Opole and Dombrowa Jewish Ghettos
The tiny town of Opole, in the Lublin vicinity of Poland, had a Jewish population of 4,325 before the German conquest, two thirds of the town’s total population. Perhaps because of its Jewish majority, in the summer of 1940 the Nazis ordered a ghetto to be constructed there, whose population more than doubled as transports of Jews arrived from Austria and elsewhere. In May of 1942, most were deported to the Sobibór death camp, and those who remained were murdered by the Nazis in late October. The small Dombrowa Jewish ghetto near Bendzin, Poland, was built in 1942. Almost immediately afterward, deportations to the Auschwitz death camp began. The Dombrowa ghetto was liquidated June 26, 1943, when the few remaining residents were dispersed to the Srodula ghetto, a stop on the way to Auschwitz.

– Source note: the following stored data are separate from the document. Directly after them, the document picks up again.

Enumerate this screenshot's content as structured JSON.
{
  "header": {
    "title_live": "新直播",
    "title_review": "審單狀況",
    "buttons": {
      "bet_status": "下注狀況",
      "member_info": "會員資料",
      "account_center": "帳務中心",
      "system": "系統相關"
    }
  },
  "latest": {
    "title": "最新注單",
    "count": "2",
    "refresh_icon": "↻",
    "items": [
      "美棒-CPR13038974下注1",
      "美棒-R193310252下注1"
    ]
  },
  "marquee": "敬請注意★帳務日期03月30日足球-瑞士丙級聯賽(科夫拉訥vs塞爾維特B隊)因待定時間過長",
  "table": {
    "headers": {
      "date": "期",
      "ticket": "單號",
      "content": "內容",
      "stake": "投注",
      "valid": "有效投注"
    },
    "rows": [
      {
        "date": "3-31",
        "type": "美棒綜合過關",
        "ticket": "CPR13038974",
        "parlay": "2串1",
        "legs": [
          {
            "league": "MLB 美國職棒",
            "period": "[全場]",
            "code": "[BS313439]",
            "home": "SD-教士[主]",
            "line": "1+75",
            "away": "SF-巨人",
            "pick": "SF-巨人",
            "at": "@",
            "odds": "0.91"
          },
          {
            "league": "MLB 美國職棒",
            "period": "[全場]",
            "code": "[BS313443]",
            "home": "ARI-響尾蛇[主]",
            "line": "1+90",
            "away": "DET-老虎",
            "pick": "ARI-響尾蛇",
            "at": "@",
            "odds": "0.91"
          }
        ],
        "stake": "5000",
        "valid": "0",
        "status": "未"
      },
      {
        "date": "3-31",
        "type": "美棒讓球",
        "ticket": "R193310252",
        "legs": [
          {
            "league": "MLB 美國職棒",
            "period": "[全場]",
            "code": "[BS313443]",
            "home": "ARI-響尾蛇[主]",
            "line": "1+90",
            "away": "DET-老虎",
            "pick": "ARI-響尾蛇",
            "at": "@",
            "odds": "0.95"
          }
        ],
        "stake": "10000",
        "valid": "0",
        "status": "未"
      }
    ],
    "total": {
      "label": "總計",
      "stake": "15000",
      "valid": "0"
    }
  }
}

Pictured Above: Two items of seldom seen Jewish ghetto mail: Before an April 7, 1942, Opole postal cancel was struck on the 12-grozy stamp indicium, the postal card received a postmark at the Opole postal exchange office of the Jewish Council.

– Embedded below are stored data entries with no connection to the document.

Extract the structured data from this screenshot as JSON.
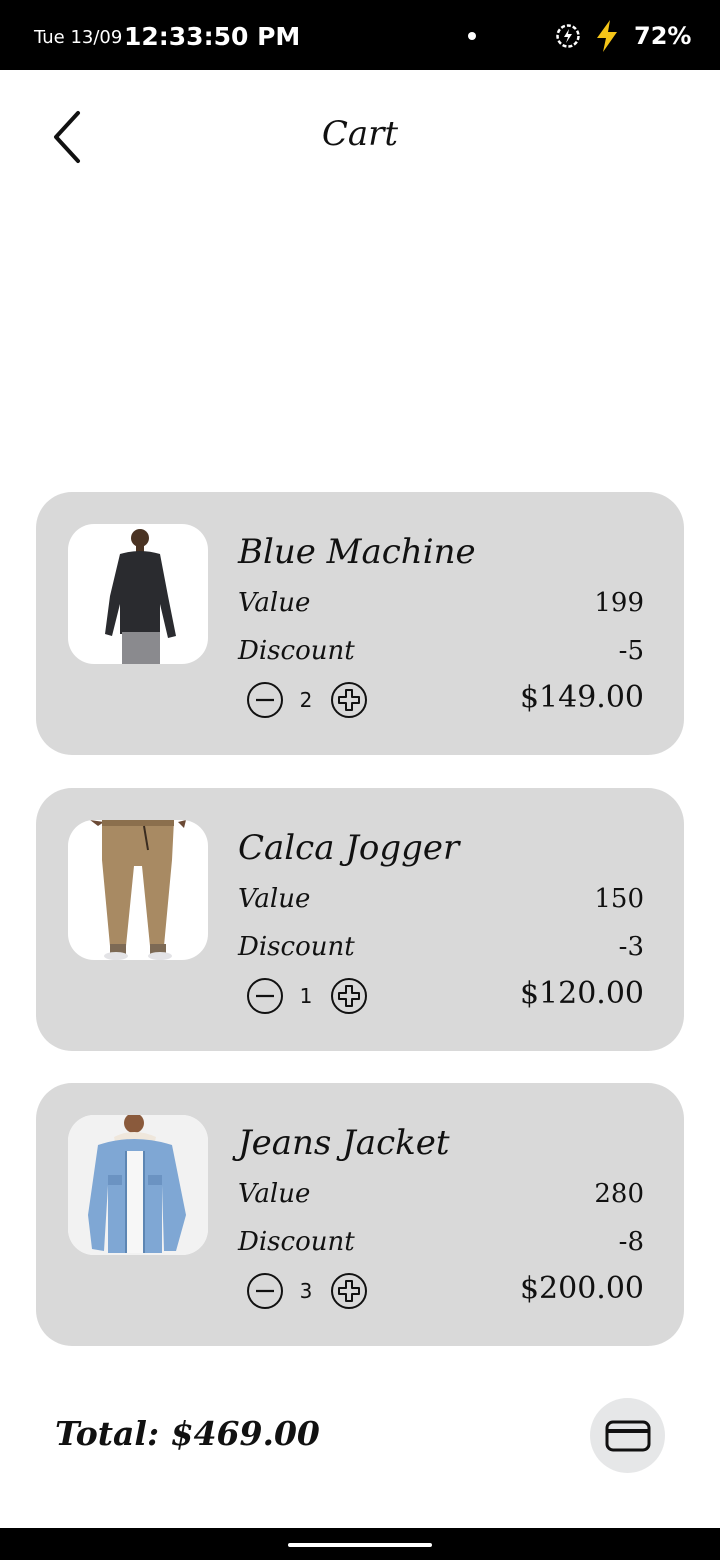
{
  "status_bar": {
    "date": "Tue 13/09",
    "time": "12:33:50 PM",
    "battery": "72%"
  },
  "header": {
    "title": "Cart"
  },
  "cart": {
    "items": [
      {
        "name": "Blue Machine",
        "value_label": "Value",
        "value": "199",
        "discount_label": "Discount",
        "discount": "-5",
        "quantity": "2",
        "price": "$149.00",
        "image": "man-in-dark-sweater-photo"
      },
      {
        "name": "Calca Jogger",
        "value_label": "Value",
        "value": "150",
        "discount_label": "Discount",
        "discount": "-3",
        "quantity": "1",
        "price": "$120.00",
        "image": "khaki-jogger-pants-photo"
      },
      {
        "name": "Jeans Jacket",
        "value_label": "Value",
        "value": "280",
        "discount_label": "Discount",
        "discount": "-8",
        "quantity": "3",
        "price": "$200.00",
        "image": "denim-jacket-photo"
      }
    ]
  },
  "footer": {
    "total": "Total: $469.00"
  },
  "icons": {
    "back": "chevron-left-icon",
    "minus": "minus-circle-icon",
    "plus": "plus-circle-icon",
    "payment": "credit-card-icon"
  },
  "colors": {
    "card_background": "#d9d9d9",
    "pay_button": "#e6e7e8",
    "status_bar": "#000000",
    "bolt": "#f5c518"
  }
}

Pictured Below: The purple handstamped “Z” (Zensur) on the 6-pfennig postal card canceled June 29, 1943, is the characteristic censor marking on mail that originated from the Dombrowa ghetto. The card was sent from a German Jewish man (“Israel” in the sender’s name) to a German Jewish inmate (“Sara” in the addressee’s name) of a women’s slave labor camp at Gellenau, Austria. The sender may have been a privileged survivor; the card is dated immediately after the ghetto was liquidated.